Die Suche nach der jüdischen Vergangenheit
Herbst 2010
Ich beginne die Briefe zu sortieren, die ich von meiner Mutter bekommen habe, Briefe, die Jahrzehnte in einem Schrank gelegen haben. Die meisten von ihnen sind mit Schreibmaschine auf ein blasses, hauchdünnes Papier geschrieben, das ich ganz behutsam berühre.
Die Briefe, die mein Großvater Heinz Crott an seinen Sohn Helmut nach Norwegen geschickt hat, sind alle durchnummeriert. Mir fällt beim Sortieren auf, dass die Briefe nicht alle aus Wuppertal kommen. Einige sind in Orten aufgegeben worden, von denen ich noch nichts gehört habe. Auf jeden Fall nichts im Zusammenhang mit unserer Familiengeschichte. Diese Orte heißen Minkwitz und Zeitz.
Unter den Briefen ist auch einer von meiner Großmutter mit dem Vermerk: »Zeitz, 5. Februar 1945, Werner Gerhardtschule, OT Bauleitung«. Was hat das zu bedeuten? Bisher wusste ich nur, dass meine jüdische Großmutter Carola Crott nach Theresienstadt deportiert worden ist. Einer der Briefe liegt gesondert in einem weißen Umschlag. Darauf ist in der klaren Handschrift meiner Mutter vermerkt: »Ömis Schicksalstag«. Der Brief beschreibt den Tag, als meine Großmutter aus Wuppertal fortgebracht wurde. »Zum Arbeitseinsatz«, wie es in dem Brief meines Großvaters an meinen Vater heißt. Es ist die Rede davon, wie mein Großvater sie nach Düsseldorf begleitet hat und wie man dort unter »grässlichen« Umständen die Nacht verbringen musste, »von wo der Zug am nächsten Tag nach Thüringen abgegangen ist.« Diese »alles andere als menschenwürdige« Nacht in Düsseldorf beschäftigt mich sehr.
Ich muss herausfinden, was damals in Düsseldorf war. Wohin hat man meine Großmutter Carola Crott gebracht? An welchem Tag genau war das? Der Brief meines Großvaters datiert vom 25. September 1944. Das, was er beschreibt, geschah »am vergangenen Sonntag«. Ich finde im Kalender von 1944, dass dieser Sonntag der 17. September war.
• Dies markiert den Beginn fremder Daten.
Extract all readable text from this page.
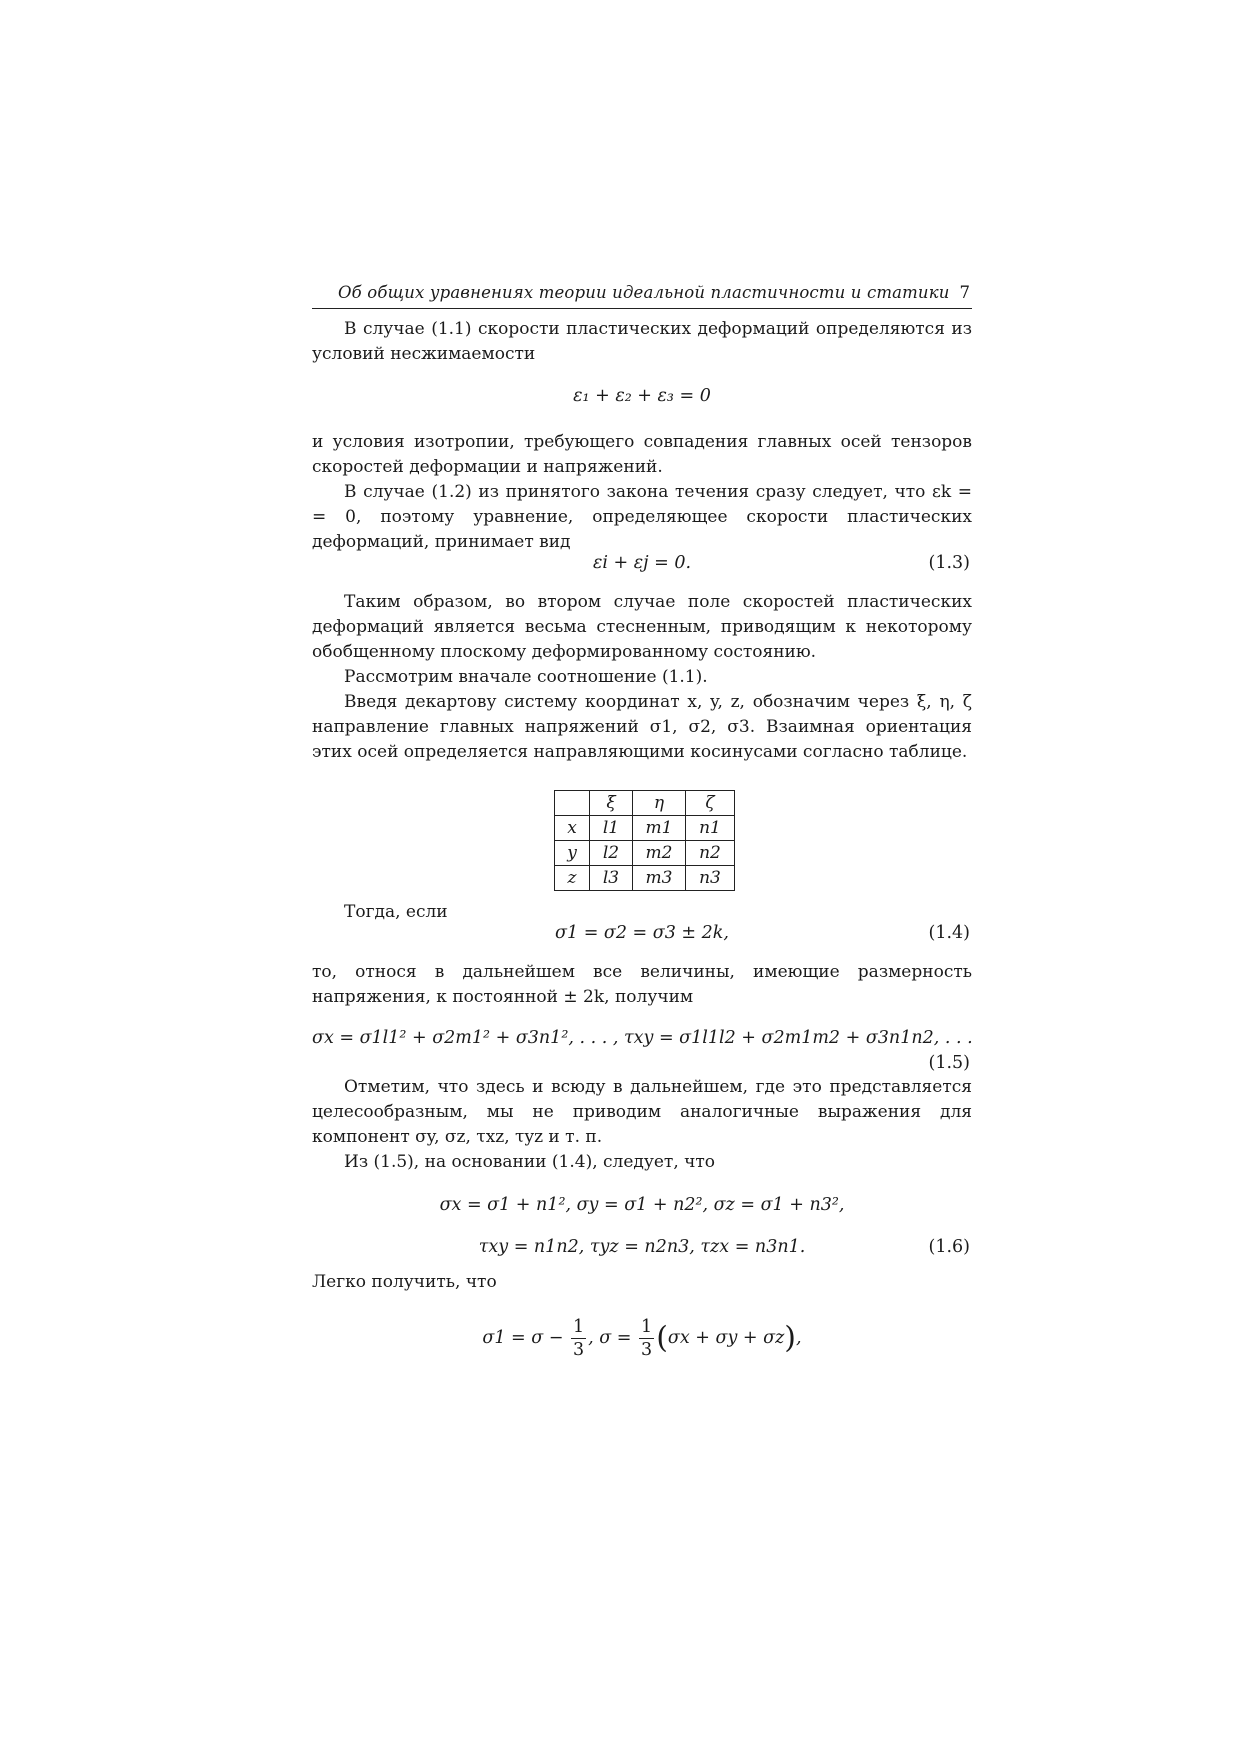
Об общих уравнениях теории идеальной пластичности и статики 7
В случае (1.1) скорости пластических деформаций определяются из условий несжимаемости
ε₁ + ε₂ + ε₃ = 0
и условия изотропии, требующего совпадения главных осей тензоров скоростей деформации и напряжений.
В случае (1.2) из принятого закона течения сразу следует, что εk = = 0, поэтому уравнение, определяющее скорости пластических деформаций, принимает вид
εi + εj = 0.	(1.3)
Таким образом, во втором случае поле скоростей пластических деформаций является весьма стесненным, приводящим к некоторому обобщенному плоскому деформированному состоянию.
Рассмотрим вначале соотношение (1.1).
Введя декартову систему координат x, y, z, обозначим через ξ, η, ζ направление главных напряжений σ1, σ2, σ3. Взаимная ориентация этих осей определяется направляющими косинусами согласно таблице.
	ξ	η	ζ
x	l1	m1	n1
y	l2	m2	n2
z	l3	m3	n3
Тогда, если
σ1 = σ2 = σ3 ± 2k,	(1.4)
то, относя в дальнейшем все величины, имеющие размерность напряжения, к постоянной ± 2k, получим
σx = σ1l1² + σ2m1² + σ3n1², . . . , τxy = σ1l1l2 + σ2m1m2 + σ3n1n2, . . .
(1.5)
Отметим, что здесь и всюду в дальнейшем, где это представляется целесообразным, мы не приводим аналогичные выражения для компонент σy, σz, τxz, τyz и т. п.
Из (1.5), на основании (1.4), следует, что
σx = σ1 + n1², σy = σ1 + n2², σz = σ1 + n3²,
τxy = n1n2, τyz = n2n3, τzx = n3n1.	(1.6)
Легко получить, что
$\sigma 1 = \sigma - \frac{1}{3}$ , $\sigma = \frac{1}{3} (\sigma x + \sigma y + \sigma z)$,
Ich schaue noch mal ganz genau hin, ja, es stimmt. Am 17. September, sieben Jahre später, bin ich auf die Welt gekommen. Da man im Wuppertaler Standesamt bemängelte, dass der Vorname Randi nicht erkennen ließe, ob es sich um einen Jungen oder ein Mädchen handelt, gaben mir meine Eltern einen zweiten Vornamen: Carola.
Auf der Wand hinter meinem Schreibtisch habe ich Fotografien meiner Eltern und Großeltern angebracht. Ich tauche in das Gesicht meiner Großmutter ein, dieser Frau mit den weißen Haaren, den dunklen Augen, den dunklen Augenbrauen. Ich selbst habe an meine Großmutter gar keine Erinnerung mehr. Neben ihr sitzt mein Großvater mit seinem verschmitzten Blick. Auf der Rückseite des Bildes steht »Ihrem lieben Jungen im Jahr 1943 von seinen Eltern.« Carola Crott misst nur ein Meter siebenundfünfzig. Von ihrem Sohn wurde sie von jeher liebevoll »die halbe Portion« genannt.